The Shrek Fly

Guest Blogger: Mike Cline, Bozeman, MT

I am unaware of other trout flies named after animated movie characters (there’s probably a Mickey Mouse fly somewhere), but sometime in the last decade, Tasmanian angling writer and member of the Australian World Fly Fishing Team, Joe Riley, did just that. As I was researching fly patterns for our trip to Tasmania next year, the “Shrek” fly kept being mentioned over and over again. Once I found some good tying references for the fly, it was evident why Joe named the fly “Shrek”. It was typically big and green like the animated character in the Disney series. I am not sure when Joe Riley devised this fly, but it was clearly after the release of the movie (2001). Additionally, the name Shrek was loosely adapted from William Steig‘s 1990 fairy tale picture book Shrek!

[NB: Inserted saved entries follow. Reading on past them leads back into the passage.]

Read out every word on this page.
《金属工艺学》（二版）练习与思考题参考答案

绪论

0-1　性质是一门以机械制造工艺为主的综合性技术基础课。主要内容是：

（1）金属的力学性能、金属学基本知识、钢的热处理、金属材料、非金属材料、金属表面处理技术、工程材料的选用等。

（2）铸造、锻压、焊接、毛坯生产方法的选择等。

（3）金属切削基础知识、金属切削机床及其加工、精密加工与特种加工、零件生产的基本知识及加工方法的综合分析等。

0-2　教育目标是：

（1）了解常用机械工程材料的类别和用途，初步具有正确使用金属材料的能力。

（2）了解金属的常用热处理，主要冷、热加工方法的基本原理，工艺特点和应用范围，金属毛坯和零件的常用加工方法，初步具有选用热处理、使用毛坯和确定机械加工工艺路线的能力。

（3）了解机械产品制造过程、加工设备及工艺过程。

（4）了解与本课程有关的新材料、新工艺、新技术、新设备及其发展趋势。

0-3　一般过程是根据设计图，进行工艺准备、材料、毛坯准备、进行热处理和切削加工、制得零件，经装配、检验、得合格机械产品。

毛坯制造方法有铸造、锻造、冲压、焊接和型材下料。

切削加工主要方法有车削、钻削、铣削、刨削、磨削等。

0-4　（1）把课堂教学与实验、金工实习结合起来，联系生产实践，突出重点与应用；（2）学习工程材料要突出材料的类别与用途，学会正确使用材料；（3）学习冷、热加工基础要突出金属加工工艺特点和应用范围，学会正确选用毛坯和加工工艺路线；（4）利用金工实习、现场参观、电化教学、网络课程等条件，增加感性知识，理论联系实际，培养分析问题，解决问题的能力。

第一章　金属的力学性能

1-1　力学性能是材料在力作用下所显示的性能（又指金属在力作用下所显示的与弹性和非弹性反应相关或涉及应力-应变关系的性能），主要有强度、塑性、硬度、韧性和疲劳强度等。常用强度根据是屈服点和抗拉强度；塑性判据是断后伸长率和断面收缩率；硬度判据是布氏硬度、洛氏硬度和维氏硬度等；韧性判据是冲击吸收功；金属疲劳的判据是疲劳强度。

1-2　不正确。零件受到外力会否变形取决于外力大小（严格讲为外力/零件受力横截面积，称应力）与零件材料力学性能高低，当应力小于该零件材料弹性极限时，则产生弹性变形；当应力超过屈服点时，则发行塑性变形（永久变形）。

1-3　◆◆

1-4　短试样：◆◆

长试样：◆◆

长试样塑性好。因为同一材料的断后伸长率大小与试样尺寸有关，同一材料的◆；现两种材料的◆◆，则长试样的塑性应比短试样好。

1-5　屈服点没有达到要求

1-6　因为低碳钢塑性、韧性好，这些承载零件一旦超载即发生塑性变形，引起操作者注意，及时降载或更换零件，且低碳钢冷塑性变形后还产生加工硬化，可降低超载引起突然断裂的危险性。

The name “Shrek” is derived from the Yiddish and German Schreck (Yiddish שרעק) meaning “fear” or “fright”. It is unknown whether Joe Riley originally intended the Shrek Fly to frighten the fish into taking the fly.

An Original Shrek
An Original Shrek

In reality, the Shrek is nothing more than a variation on traditional Woolly Buggers and is now being tied and fished in Tasmania in colors other than the original green. There are two distinguishing features of the original Shrek fly—a mylar body and a green hackle. However, many variations have emerged over the years to include using dyed green Badger hackle. The original also employed a bead head.

When I started tying some Shrek flies a few weeks ago, I had no idea how effective they might be. Designed for the Brown Trout in the rivers and lakes of Tasmania, I wondered whether or not the Shrek might be enticing to our Montana trout.